BrainThere’s a saying that weight loss is 80% diet and 20% exercise. I disagree. It’s 30% diet, 20% exercise, and 50% mental training.

Think about it. We didn’t get fat by thinking thin thoughts. When I was 267 pounds my first thought in the morning was “What am I going to eat today?” If I saw that donuts were on sale I’d think, “Two for one, what a bargain! I can’t miss out on a bargain like that!” If someone invited me to go on a hike I’d think,”What are they, crazy? I’m not one of those outdoorsy people!”

Of course that way of thinking is pure sabotage for someone on a weight loss journey. I believe the most important muscle we must build as we lose weight is our brain. Too many of us are “repeat Weight Watchers” or yo-yo dieters. Why? Because we haven’t mentally trained ourselves not to think like the fat people we once were. And it takes time to re-train our brains–which is why people who rapidly lose weight are unlikely to keep it off. They lost the weight but they didn’t lose the unhealthy thoughts.

1. Get rid of the monkey mind. You know monkey mind. It’s that little voice in your head that knocks you down. “Oh, that’s too hard, I can’t do that.” “I’ve tried before, diets don’t work for me.” “I’ll never lose weight.” “Look, you’ve lost 40 pounds and you still look fat. Why bother? Eat a donut.”

If you think like this, you won’t lose weight–because you’re setting yourself up for failure from the get-go. The most important thing to do when these negative thoughts come creeping in is to sweep them out. Shut the door. Why can’t you do it? Other people have lost weight–lots of it–and kept it off. Need some inspiration? Check out the Anti-Jared. He was over 400 pounds at his heaviest.

When that monkey mind creeps in–and it will, even after you’ve lost 20, 40, 80 pounds–remind yourself those are the thoughts that brought you to fat. Do you want to follow the monkey mind down that long, dark hall again?

2. Visualize yourself healthy. About nine years ago I went to a music festival where a big group of people woke at sunrise to do yoga on the lawn. I turned to my husband and said, “Wouldn’t it be great to be one of those yoga people?” Then there are all the outdoorsy people I used to see who loved to go hiking–they’d be talking and smiling as I trudged up the hill sweating, panting, and cursing. I hated them. And I envied them. Oh, how I wanted to be a smiling hiker!

Now I visualize myself as a smiling hiker, running 5ks and beating my time, lifting heavy weights and building muscle.

I picture myself fit and at my goal weight. That’s harder because the last time I was at that weight I was in high school, but I can picture other women’s bodies and how I might look and feel with them.

Have you seen the new Sherlock Holmes’ movies with Robert Downey Jr? In them, Sherlock rehearses each step of a physical altercation (usually) resulting in success–visualization!

3. Keep visualizing. It works. Repeated visualization and rehearsing imprints your brain and “re-wires” it–helping to get rid of that monkey mind. Visualization was a topic a few years ago during a Weight Watchers meeting and I thought it was cheesy hooey. You know, that touchy-feely crap. Two years later I’ve learned that the world’s top athletes use visualization as a form of mental training to prep themselves, and that neurological studies show that visualization really does rewire the brain.

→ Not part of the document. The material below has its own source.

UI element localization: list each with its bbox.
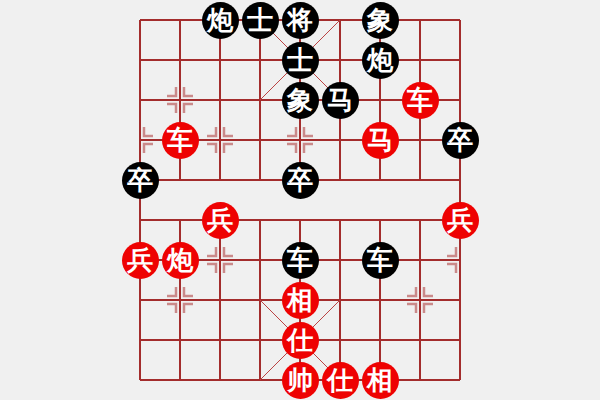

4. Set multiple goals. Losing a significant amount of weight can be overwhelming for anyone. My long-term goal is to lose 120 pounds and to get healthy and fit. Over the past two-and-a-half years I’ve set–and reached–many other goals. Losing 10% of my body weight. Losing 50, 75 pounds. Running one mile without stopping. Fitting into a size 14. Running a 5k. Tracking every bite for a week.